The Silicon Valley Comic Con strove to be different, but also kept the events of more tried and true conventions. The cosplayers - cosplay being the act of dressing up as a character from a movie, book or video game - showed out and took pictures with each other.

Among cosplayers, Marvel comic character Deadpool and "Star Wars: The Force Awakens" character Kylo Ren were the most represented, but more than a handful of Jedi Knights roamed the precincts. R2D2 wandered the convention floor, beeping indecipherable communiques. Stormtroopers marched around menacingly, Scorpion from "Mortal Combat" took a break from fighting to wolf down a donut, and Barf from "Spaceballs" texted while waiting in line for lunch.

And the Silicon Valley Comic Con was not above indulging in nostalgia.

Nearly 30 years after "Back to the Future" took theaters by storm, it was abundantly clear on Saturday that the movie has lost none of its cultural resonance.

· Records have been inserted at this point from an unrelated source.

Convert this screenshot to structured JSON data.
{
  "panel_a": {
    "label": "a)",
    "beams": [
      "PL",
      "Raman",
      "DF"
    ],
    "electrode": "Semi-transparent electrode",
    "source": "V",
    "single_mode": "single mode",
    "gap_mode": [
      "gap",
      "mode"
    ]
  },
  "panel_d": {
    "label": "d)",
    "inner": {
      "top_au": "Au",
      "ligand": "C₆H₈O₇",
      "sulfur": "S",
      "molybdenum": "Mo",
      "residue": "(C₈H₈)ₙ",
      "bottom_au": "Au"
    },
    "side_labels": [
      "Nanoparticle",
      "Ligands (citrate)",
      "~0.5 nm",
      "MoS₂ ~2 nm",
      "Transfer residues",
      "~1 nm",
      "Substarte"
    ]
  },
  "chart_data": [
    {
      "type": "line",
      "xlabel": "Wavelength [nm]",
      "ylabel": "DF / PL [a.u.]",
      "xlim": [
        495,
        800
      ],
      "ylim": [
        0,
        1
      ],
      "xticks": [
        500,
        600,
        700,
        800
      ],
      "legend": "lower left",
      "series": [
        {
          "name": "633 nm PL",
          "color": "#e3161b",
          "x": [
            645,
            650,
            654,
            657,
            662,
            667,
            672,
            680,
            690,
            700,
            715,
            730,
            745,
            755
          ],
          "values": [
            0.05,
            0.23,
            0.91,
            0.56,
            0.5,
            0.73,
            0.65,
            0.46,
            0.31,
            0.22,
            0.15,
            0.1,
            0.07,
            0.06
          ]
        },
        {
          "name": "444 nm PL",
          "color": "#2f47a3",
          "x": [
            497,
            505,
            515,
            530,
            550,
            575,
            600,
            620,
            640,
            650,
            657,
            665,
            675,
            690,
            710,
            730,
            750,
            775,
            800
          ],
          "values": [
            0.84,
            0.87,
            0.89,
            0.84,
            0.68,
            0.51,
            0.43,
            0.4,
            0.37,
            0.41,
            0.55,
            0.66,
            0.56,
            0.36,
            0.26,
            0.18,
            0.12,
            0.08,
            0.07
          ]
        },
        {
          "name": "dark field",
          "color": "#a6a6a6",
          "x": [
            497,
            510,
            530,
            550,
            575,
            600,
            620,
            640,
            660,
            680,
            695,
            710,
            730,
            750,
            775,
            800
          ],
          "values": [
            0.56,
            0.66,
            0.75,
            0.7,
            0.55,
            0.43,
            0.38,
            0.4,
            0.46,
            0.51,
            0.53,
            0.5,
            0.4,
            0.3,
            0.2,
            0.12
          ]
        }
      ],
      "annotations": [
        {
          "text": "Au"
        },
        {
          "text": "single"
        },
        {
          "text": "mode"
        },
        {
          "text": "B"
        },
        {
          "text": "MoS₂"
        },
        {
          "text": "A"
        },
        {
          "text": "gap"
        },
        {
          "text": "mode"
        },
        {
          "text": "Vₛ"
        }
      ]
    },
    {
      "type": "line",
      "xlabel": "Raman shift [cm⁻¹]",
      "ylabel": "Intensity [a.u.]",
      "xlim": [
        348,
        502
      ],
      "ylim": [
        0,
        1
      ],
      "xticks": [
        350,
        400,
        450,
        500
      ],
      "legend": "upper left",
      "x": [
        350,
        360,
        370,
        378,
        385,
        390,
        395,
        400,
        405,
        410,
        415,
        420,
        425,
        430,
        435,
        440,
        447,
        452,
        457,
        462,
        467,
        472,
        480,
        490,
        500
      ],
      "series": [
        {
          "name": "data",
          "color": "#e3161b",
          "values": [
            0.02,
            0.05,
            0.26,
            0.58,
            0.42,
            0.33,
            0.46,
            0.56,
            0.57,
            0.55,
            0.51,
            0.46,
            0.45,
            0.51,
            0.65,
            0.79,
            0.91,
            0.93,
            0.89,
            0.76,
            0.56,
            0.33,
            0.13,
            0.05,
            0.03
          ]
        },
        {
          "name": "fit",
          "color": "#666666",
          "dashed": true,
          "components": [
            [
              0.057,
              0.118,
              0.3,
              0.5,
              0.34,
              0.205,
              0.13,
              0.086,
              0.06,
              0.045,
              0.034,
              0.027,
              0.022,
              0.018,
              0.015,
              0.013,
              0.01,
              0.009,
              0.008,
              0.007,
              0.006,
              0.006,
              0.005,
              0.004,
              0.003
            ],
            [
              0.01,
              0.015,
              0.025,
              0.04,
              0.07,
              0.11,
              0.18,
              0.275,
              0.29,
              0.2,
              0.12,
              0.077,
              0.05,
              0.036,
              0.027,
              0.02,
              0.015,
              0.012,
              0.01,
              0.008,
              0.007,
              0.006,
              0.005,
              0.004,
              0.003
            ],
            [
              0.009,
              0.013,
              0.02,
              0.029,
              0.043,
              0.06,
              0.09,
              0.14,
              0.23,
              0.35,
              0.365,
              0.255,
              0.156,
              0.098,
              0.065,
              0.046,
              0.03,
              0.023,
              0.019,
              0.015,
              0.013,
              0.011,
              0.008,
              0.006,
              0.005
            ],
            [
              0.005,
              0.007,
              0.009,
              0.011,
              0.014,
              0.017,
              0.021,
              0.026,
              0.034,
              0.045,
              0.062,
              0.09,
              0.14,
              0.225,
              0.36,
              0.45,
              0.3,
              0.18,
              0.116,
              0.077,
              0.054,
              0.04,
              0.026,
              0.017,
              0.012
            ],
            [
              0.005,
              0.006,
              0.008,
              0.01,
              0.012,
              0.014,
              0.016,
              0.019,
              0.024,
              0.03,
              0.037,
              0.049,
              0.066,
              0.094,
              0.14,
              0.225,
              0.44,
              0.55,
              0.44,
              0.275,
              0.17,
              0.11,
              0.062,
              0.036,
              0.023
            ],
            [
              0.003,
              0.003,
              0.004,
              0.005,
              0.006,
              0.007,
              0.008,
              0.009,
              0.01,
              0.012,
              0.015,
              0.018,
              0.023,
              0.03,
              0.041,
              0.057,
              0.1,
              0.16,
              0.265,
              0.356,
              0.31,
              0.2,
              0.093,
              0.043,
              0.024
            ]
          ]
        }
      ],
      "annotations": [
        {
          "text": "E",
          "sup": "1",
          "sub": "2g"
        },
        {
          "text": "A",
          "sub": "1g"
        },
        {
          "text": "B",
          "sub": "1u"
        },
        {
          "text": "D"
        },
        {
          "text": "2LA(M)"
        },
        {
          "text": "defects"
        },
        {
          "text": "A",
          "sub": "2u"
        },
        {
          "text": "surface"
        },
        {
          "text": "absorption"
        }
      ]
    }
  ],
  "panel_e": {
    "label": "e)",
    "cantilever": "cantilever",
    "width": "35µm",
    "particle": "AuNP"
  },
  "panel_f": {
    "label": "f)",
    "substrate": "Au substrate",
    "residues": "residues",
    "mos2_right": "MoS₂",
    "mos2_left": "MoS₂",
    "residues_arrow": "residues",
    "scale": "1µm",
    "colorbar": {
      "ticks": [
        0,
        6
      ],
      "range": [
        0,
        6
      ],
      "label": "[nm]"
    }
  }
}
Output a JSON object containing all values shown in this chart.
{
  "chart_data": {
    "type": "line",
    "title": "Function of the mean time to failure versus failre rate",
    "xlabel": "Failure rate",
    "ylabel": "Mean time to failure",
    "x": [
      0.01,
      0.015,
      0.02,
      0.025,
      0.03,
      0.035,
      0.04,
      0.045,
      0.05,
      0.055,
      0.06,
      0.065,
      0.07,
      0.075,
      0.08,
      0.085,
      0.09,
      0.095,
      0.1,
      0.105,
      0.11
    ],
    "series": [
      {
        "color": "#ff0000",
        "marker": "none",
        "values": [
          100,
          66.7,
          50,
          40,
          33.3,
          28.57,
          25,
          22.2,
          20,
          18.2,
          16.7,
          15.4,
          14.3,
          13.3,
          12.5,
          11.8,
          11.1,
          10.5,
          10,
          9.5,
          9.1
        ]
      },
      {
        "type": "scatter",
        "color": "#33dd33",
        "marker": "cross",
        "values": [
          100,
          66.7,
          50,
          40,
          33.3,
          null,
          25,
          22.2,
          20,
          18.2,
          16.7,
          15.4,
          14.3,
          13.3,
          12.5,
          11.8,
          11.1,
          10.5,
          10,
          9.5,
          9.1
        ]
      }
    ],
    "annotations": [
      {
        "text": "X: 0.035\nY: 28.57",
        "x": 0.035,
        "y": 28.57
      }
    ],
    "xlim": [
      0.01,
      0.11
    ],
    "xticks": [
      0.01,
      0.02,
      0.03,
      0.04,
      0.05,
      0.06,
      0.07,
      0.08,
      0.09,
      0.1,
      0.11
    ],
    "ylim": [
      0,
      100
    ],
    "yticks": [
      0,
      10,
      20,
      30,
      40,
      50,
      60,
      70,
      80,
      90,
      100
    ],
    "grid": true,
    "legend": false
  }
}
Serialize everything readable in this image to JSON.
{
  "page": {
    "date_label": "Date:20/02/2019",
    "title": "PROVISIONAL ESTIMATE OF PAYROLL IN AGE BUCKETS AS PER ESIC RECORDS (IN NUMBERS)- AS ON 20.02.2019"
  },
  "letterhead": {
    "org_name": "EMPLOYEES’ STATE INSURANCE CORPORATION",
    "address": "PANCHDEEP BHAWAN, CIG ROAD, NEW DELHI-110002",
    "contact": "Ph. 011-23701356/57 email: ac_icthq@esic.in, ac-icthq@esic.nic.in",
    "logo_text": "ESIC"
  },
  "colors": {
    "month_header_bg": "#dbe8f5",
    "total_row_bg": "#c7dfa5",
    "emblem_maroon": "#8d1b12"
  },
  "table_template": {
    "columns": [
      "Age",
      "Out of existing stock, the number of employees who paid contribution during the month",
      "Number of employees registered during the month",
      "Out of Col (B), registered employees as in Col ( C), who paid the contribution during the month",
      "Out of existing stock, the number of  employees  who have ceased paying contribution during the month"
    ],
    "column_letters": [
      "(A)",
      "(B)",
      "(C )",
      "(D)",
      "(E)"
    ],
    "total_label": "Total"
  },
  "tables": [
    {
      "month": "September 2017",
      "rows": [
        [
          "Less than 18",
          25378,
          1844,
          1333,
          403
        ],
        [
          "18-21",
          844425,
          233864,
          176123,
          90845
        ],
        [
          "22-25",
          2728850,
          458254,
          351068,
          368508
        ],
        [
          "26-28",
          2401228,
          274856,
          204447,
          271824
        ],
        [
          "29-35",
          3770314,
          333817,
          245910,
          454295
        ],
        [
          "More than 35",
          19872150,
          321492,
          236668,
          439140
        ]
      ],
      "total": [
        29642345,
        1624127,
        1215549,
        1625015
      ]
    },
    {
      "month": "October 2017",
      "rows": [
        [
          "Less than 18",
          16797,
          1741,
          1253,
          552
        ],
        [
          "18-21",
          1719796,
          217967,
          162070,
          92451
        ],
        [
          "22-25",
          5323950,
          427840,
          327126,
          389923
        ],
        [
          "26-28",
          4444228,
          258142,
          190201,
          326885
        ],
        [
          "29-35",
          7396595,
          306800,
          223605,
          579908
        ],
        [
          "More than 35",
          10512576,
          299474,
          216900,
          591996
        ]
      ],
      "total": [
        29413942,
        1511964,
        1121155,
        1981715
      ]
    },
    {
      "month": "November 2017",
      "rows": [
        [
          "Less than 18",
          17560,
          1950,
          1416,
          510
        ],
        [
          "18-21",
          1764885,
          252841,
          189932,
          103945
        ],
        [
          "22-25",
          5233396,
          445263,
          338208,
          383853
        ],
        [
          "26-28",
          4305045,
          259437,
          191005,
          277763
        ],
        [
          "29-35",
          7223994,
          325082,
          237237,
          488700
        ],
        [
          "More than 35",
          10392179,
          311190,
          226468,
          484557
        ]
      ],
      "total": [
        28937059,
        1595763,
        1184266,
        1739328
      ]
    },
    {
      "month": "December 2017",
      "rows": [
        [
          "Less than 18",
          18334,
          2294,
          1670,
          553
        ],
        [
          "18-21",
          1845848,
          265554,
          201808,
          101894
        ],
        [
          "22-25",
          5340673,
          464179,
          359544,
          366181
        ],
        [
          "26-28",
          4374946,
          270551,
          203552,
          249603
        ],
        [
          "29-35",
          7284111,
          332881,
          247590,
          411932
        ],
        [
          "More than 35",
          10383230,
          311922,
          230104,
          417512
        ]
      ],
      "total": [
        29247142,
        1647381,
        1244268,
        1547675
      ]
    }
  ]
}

The film's stars - Michael J. Fox, Leah Thompson and Christopher Lloyd - discussed shooting the film and how its popularity has affected their lives and careers before a packed and cheering audience in the grand ballroom of the convention center.

In the sequel, "Back to the Future II," Marty McFly and his girlfriend Jennifer Parker travel forward in time to 2015 to rescue their future children. As it happens, many of the technological predictions depicted in the 1989 film have become realities.

True, there are no hoverboards. But the big-screen televisions, video conferencing, drones delivering the news, hands-free video games and video glasses that appeared in the movie have since shown up in the modern marketplace.

Which bolsters Wozniak's theory that science fiction does not merely predict the future, it inspires it.